NIH Research Festival
Objective: The COVID-19 pandemic has led to increased anxiety, depression, and alcohol-related mortality. Individuals with a history of suicidality may be especially vulnerable to the adverse impact of COVID-related stressors. This study investigated the longitudinal effects of suicidality history and interactions with COVID-related stressors on anxiety symptoms, depressive symptoms, and problematic drinking.
Methods: Longitudinal data from 518 participants were drawn from the NIAAA Natural History Protocol and the NIAAA COVID-19 Pandemic Impact on Alcohol Study. History of suicidality was assessed using the clinician administered Columbia Suicide Severity Rating Scale.
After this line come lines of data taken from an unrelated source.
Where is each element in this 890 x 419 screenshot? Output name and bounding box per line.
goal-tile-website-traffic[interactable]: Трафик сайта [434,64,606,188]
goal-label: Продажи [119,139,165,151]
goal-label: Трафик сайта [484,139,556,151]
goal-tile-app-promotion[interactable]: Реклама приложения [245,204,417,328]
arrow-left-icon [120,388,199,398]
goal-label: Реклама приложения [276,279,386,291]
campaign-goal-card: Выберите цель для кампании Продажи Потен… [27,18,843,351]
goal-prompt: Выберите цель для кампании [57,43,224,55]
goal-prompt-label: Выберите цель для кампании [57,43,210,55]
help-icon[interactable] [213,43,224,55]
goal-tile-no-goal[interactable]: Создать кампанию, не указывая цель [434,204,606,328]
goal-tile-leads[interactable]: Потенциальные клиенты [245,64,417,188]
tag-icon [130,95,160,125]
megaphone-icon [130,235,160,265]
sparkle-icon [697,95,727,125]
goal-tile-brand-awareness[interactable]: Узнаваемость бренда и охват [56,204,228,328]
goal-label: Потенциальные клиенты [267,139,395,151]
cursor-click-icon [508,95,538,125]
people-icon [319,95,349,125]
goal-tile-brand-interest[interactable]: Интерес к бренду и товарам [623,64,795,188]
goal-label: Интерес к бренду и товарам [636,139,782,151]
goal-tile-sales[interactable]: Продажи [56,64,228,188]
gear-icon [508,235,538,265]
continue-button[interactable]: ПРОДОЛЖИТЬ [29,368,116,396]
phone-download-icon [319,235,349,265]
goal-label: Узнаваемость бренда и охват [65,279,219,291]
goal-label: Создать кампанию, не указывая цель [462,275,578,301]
Multiple regression analyses tested the interaction between suicidality history and COVID-related stressors on clinical outcomes.
Results: Compared with individuals without any history of suicidality (79.7%), individuals with a history of suicide ideation only (14.7%) and suicide attempt (5.6%) had higher anxiety symptoms, depressive symptoms, and problematic drinking during the pandemic. COVID-related stressors were positively associated with clinical outcomes. Moderation analyses indicated that the associations between COVID-related stressors and mental health symptoms were stronger among individuals with suicide attempt history than individuals without suicidality history. Problematic drinking was elevated during the later phases of the pandemic.
Conclusions: History of suicide ideation and/or attempt longitudinally predicted higher pandemic mental health symptoms and problematic drinking increased during the later phases of the pandemic. Individuals with a history of suicide attempt may more easily develop mental health symptoms in the face of COVID-related stressors. Suicide risk assessment and surveillance of problematic drinking trends may inform targeted prevention and intervention amidst a global public health crisis.